12 thoughts on “Troubleshooting Guide for Houseplants”

  1. Hey Antonio, thanks for the thorough information about what to notice if your houseplant isn’t thriving like it should.  When you mentioned that the tip of your houseplants leaves will look dry and turn brown, I currently have one of those types of plants in my house and didn’t realize it was from lack of humidity or a dry atmosphere.  I have the plant sitting on a table in my office near the window.  Do you have any suggestions on how I can make my plant more lively? Thank you again for the insight!

    1. Hi Lindsey

      Thank you for those kind words and your appreciation  of why this article was written. It was to  help people like you to know what is causing your houseplants problems. To answer your question, if the humidity is low then you can either mist the plant or have a bowl of water near the plant or even use a humidifier. This should help.

      Thanks

      Antonio 

  2. All along I have been too hesitant to keep natural plants indoors despite knowing the benefits of doing so. I had seen well natured indoor plants either developing some moulds or withering. Your post gives me hope. I never would of thought of checking out infections on the roots. Thank you for putting together such a brilliant guide. 

  3. Hi, Antonio 

    This was a clear and well written article. 

    It was really interesting to learn how to look after your indoor pot plants. 

    The guide was particulary useful listing all the different problems that can happen. The descriptions were easy to understand and follow.
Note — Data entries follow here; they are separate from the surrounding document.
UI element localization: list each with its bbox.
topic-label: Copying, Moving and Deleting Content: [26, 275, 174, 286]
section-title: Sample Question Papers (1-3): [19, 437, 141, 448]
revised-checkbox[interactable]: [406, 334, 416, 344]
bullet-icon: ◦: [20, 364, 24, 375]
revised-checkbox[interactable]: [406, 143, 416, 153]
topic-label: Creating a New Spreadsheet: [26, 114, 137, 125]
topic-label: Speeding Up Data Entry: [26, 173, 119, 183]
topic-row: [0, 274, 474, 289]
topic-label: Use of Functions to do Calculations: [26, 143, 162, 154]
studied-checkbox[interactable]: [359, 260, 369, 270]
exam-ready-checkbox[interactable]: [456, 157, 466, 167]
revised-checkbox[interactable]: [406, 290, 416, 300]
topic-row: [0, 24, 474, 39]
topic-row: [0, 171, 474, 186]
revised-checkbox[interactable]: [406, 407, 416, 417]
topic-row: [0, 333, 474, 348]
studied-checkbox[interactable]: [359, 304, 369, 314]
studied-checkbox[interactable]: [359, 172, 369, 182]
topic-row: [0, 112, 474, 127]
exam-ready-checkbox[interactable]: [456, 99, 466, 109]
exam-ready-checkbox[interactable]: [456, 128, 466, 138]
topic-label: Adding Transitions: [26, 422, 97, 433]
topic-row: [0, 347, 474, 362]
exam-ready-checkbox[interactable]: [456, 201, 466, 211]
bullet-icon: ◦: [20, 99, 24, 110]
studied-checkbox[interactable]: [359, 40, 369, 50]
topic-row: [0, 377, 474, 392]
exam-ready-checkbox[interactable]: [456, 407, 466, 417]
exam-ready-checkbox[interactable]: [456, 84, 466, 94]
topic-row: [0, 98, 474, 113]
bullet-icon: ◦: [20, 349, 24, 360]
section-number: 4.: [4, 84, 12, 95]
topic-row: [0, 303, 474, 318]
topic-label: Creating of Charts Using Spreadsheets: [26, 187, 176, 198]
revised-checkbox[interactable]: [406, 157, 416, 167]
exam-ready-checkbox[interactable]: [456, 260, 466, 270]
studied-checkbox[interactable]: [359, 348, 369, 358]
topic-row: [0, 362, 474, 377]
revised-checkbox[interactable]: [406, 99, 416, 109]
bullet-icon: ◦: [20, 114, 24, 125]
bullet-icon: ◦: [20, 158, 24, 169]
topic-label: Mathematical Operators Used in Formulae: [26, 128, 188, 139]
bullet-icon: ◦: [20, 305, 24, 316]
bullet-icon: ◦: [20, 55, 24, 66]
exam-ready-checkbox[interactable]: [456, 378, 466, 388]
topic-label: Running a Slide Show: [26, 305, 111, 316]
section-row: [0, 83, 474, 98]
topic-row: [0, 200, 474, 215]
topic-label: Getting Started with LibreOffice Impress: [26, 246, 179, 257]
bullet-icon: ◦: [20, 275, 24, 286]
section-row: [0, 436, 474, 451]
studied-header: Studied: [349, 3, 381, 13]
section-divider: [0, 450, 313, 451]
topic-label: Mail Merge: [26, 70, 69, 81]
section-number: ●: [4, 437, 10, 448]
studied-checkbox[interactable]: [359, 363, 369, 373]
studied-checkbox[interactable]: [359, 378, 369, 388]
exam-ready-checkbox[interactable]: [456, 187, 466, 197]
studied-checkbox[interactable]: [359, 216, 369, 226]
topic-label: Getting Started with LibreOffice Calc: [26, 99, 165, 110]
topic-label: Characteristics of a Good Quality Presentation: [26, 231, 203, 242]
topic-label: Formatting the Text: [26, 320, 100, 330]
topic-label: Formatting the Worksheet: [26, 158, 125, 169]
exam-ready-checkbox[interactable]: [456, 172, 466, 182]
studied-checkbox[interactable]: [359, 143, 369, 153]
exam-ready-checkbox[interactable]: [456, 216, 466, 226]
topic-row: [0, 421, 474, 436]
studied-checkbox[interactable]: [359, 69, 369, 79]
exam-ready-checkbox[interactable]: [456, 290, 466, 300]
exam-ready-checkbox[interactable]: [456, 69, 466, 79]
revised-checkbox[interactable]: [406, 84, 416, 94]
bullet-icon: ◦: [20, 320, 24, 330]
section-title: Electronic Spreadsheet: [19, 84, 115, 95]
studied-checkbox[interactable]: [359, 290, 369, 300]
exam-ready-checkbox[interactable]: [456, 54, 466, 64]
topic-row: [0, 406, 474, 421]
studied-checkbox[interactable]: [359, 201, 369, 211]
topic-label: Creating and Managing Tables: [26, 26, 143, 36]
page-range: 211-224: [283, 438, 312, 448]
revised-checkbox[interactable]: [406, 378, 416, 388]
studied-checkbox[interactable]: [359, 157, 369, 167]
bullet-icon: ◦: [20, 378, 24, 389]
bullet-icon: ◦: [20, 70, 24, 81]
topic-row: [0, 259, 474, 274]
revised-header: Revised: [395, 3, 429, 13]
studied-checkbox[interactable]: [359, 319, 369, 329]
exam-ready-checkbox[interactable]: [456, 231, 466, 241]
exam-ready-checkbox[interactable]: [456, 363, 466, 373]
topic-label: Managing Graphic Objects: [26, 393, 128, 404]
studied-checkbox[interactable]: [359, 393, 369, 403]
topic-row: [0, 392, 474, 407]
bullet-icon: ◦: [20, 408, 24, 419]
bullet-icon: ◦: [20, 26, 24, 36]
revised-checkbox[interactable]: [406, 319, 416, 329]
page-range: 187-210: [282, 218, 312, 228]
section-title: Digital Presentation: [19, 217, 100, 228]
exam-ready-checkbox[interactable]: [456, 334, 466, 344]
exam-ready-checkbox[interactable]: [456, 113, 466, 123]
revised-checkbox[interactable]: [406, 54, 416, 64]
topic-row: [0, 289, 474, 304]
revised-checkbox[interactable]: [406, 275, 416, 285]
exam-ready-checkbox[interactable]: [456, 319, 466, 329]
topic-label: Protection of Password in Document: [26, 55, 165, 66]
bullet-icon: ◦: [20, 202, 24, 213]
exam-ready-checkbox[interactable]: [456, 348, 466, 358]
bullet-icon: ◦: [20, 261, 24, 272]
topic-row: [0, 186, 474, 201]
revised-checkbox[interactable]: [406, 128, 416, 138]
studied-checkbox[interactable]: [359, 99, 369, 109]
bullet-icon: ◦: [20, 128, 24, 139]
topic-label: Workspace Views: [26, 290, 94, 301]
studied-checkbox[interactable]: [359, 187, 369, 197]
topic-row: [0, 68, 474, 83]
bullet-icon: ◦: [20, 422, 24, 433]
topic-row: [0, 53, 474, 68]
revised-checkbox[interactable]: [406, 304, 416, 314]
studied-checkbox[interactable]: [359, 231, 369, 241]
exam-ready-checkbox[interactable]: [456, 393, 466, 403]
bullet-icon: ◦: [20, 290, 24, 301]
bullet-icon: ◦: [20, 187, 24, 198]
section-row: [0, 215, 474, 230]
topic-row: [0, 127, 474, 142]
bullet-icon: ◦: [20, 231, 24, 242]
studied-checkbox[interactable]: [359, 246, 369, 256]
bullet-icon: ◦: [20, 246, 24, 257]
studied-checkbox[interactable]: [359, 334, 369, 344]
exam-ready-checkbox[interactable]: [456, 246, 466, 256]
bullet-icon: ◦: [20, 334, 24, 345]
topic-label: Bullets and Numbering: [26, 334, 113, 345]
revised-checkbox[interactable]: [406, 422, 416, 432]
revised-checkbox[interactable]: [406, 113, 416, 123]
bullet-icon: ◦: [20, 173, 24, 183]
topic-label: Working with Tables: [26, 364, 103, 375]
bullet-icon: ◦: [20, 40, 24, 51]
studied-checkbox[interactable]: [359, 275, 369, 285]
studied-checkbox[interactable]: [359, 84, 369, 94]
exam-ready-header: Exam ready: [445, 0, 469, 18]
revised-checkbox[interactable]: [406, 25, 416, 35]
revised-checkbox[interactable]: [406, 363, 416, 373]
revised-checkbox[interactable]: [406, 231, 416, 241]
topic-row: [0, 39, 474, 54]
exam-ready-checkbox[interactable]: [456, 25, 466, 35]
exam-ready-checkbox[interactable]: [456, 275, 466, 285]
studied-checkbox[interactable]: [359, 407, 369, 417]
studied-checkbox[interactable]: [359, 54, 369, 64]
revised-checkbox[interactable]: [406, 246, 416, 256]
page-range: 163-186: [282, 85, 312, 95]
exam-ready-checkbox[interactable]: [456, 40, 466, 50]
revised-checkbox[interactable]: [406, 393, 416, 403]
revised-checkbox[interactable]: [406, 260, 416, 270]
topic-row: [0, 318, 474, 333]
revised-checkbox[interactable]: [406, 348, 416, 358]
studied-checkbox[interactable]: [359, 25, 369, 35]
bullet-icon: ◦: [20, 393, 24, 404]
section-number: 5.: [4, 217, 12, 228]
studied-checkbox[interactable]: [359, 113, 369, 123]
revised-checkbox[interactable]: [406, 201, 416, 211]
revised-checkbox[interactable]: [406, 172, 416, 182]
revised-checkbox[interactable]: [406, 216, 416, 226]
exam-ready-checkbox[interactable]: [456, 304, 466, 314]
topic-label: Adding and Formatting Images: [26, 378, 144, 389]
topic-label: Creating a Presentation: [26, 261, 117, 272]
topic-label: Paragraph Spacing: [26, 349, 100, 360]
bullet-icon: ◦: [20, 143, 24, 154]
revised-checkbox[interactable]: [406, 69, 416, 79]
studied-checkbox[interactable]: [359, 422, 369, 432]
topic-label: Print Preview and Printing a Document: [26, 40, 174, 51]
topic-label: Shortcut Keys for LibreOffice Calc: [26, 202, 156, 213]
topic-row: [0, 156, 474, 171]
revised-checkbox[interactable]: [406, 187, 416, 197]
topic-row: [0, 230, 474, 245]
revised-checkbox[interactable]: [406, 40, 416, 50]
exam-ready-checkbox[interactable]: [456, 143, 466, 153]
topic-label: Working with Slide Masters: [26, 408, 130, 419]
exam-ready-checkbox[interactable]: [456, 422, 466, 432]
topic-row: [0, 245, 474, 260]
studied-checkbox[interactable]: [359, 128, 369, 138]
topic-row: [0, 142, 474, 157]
    It was great that you offered solutions for problems. 

    Thanks, 

    Cameron

    1. Hi Cameron 

      This is my pleasure, as I try to help people as much as possible. 

      Thanks

      Antonio 

  4. Hello Antonio 

    Thanks for sharing this post with the members of the public it’s really insightful and educating. I never really knew much about house plants problems/diseses and how they can be managed. This article is really well detailed, now I can boost of a good understanding on problems that plants exhibits, the likely causes and how to manage effectively. Thanks once again.

    1. Hello Sheddy

      Thank you for those kind words and I do try my best to give as much useful information  that gardeners can use. I hop that you use this guide to highlight problems you find with your houseplants.

      Kind regards 

      Antonio 

  5. Hello there once again. thank for sharing this useful piece of information here with us. Going through your articles have been really helpful in gathering some useful products. Some of my plants are having some of these listed information guide here, i think i might be over watering my plants which i must watch out for, thanks

    1. Hi Philebur

      Thank you for once again stopping by and commenting. Believe  me, overwatering is such a common problem  with houseplants, ad you think you are being kind to the plant, when in fact you are hurting them. This is why this guide was written to help people identify  common problems.

      Thanks

      Antonio 

  6. Hello there, thank you for this very detailed and informative post on troubleshooting guide for house plants. I never knew I could really over water my plants and thereby cause harm to it, because I have recently noticed yellowiing of older leaves and certainly I can’t say its drought because I water my plants always it must be as a result of over watering. Thanks for sharing I know better now.

    1. Hi Jomata

      My goal in writing this article is to help people to diagnose  common problem that houseplants can exhibit.  With houseplants it is important to know what is happening quickly, otherwise you will lose your plants. I am glad you got help from this article.